See for instance Proposition 2.2 in H. Bass, Groups of integral representation type. Pacific J. Math. 86, Number 1 (1980), 15-51. (ProjectEuclid link, unrestricted access)

Robert Israel's simple example shows that some assumption such as irreducibility has to be done.

Answer 2

Here's one easy example. Let $G$ be generated by $\pmatrix{1 & x\cr 0 & 1}$ for $x$ in some finite set $X$ of complex numbers. All eigenvalues are $1$, so we can take $k = \mathbb Q$. If $G$ is conjugate by $S$ to a subgroup of $GL(2,\mathbb Q)$, then the members of $X$ are in the field generated by the matrix elements of $S$, and we can choose $X$ so that this is impossible (e.g. take more than $4$ numbers that are algebraically independent).

Answer 3

Re-edited following YCor's comments: A nice theorem of Schur, building on earlier work of Jordan and Burnside, states that any finitely generated periodic subgroup $G$ of ${\rm GL}(n,\mathbb{C})$ is finite ( this is Theorem 36.2 of the 1962 edition of Curtis and Reiner)-and hence is completely reducible.

Hence the answer to your question is "yes" , if every eigenvalue of every element of $G$ is a root of unity and every element of $G$ is semisimple.

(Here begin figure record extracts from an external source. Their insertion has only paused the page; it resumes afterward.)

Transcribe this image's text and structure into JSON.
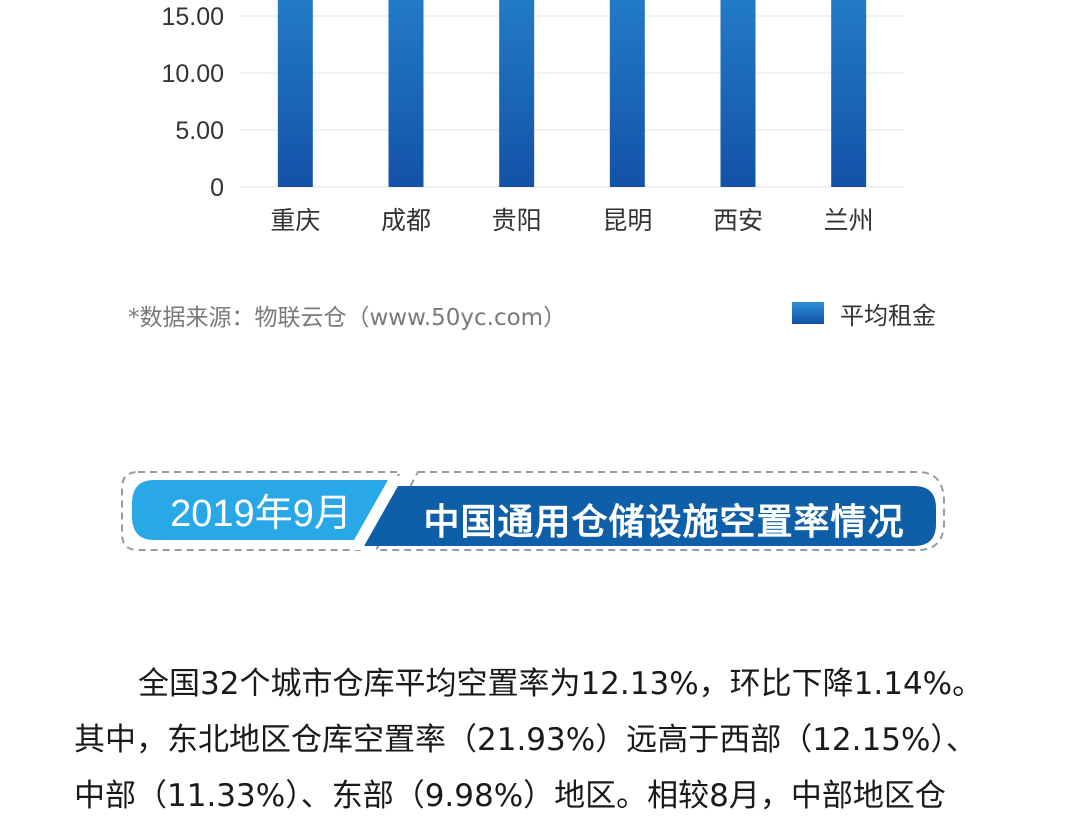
{
  "chart_data": {
    "type": "bar",
    "categories": [
      "重庆",
      "成都",
      "贵阳",
      "昆明",
      "西安",
      "兰州"
    ],
    "series": [
      {
        "name": "平均租金",
        "values": [
          25,
          25,
          25,
          25,
          25,
          25
        ]
      }
    ],
    "y_ticks": [
      "0",
      "5.00",
      "10.00",
      "15.00"
    ],
    "ylim": [
      0,
      18
    ],
    "legend": "bottom-right",
    "grid": true,
    "colors": {
      "bar_top": "#2b8fd8",
      "bar_bottom": "#1352a8",
      "grid": "#e6e6e6"
    }
  },
  "source_note": "*数据来源：物联云仓（www.50yc.com）",
  "legend_label": "平均租金",
  "section_banner": {
    "date": "2019年9月",
    "title": "中国通用仓储设施空置率情况",
    "colors": {
      "date_bg": "#29a8e8",
      "title_bg": "#0f5fa8",
      "dash": "#9a9a9a"
    }
  },
  "body_text": [
    "全国32个城市仓库平均空置率为12.13%，环比下降1.14%。",
    "其中，东北地区仓库空置率（21.93%）远高于西部（12.15%）、",
    "中部（11.33%）、东部（9.98%）地区。相较8月，中部地区仓"
  ]
}
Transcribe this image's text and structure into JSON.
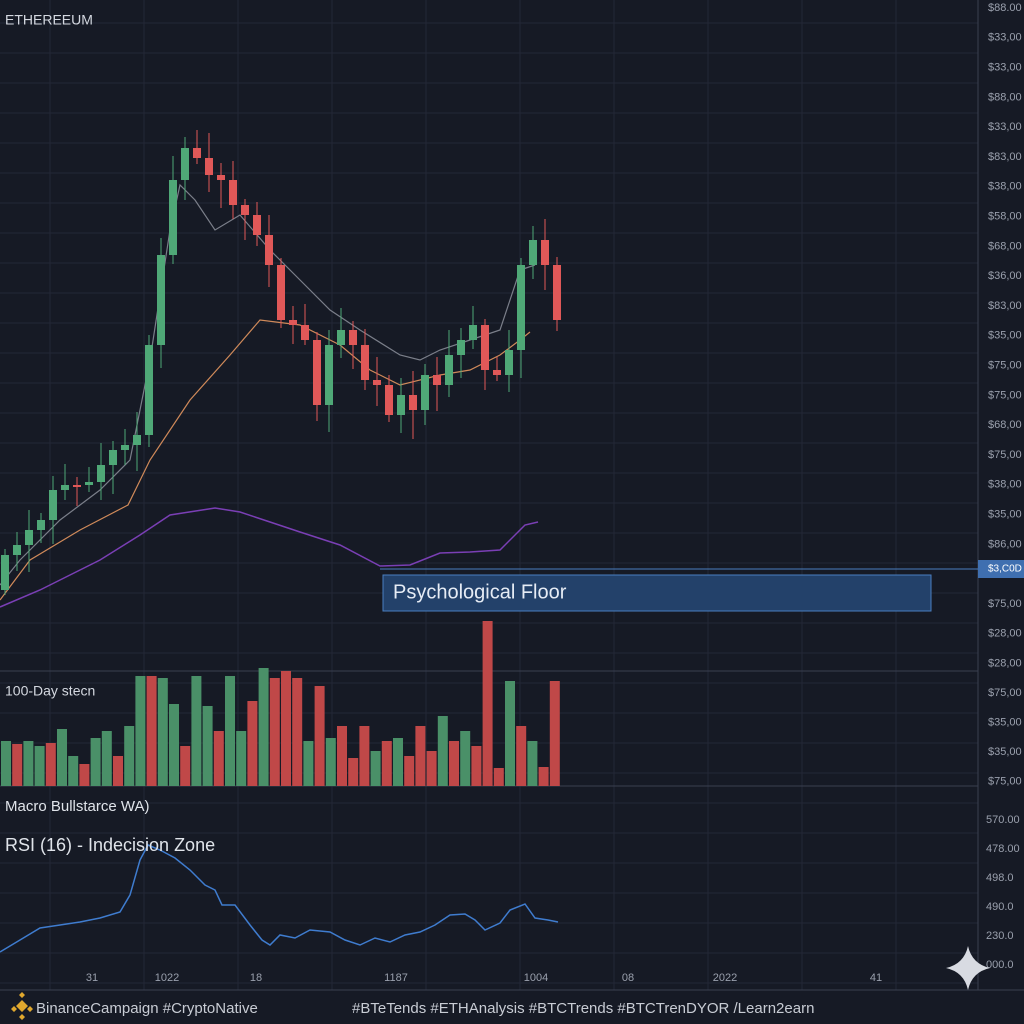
{
  "header": {
    "title": "ETHEREEUM"
  },
  "price_axis": [
    "$88.00",
    "$33,00",
    "$33,00",
    "$88,00",
    "$33,00",
    "$83,00",
    "$38,00",
    "$58,00",
    "$68,00",
    "$36,00",
    "$83,00",
    "$35,00",
    "$75,00",
    "$75,00",
    "$68,00",
    "$75,00",
    "$38,00",
    "$35,00",
    "$86,00",
    "$75,00",
    "$28,00",
    "$28,00"
  ],
  "current_price_tag": "$3,C0D",
  "annotation": "Psychological Floor",
  "volume_panel": {
    "label": "100-Day stecn",
    "axis": [
      "$75,00",
      "$35,00",
      "$35,00",
      "$75,00"
    ]
  },
  "rsi_panel": {
    "label": "Macro Bullstarce WA)",
    "title": "RSI (16) - Indecision Zone",
    "axis": [
      "570.00",
      "478.00",
      "498.0",
      "490.0",
      "230.0",
      "000.0"
    ]
  },
  "x_axis": [
    "31",
    "1022",
    "18",
    "1187",
    "1004",
    "08",
    "2022",
    "41"
  ],
  "footer": {
    "left": "BinanceCampaign #CryptoNative",
    "right": "#BTeTends #ETHAnalysis #BTCTrends #BTCTrenDYOR /Learn2earn"
  }
}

In that case, once we know that $G$ is finite, then a Theorem of Brauer (which makes use of his induction theorem) asserts that every finite subgroup $X$ of ${\rm GL}(n,\mathbb{C})$ is conjugate within ${\rm GL}(n,\mathbb{C})$ to a subgroup of ${\rm GL}(n,\mathbb{Q}[\omega]),$ where $\omega$ is a primitive complex $|G|$-th root of unity.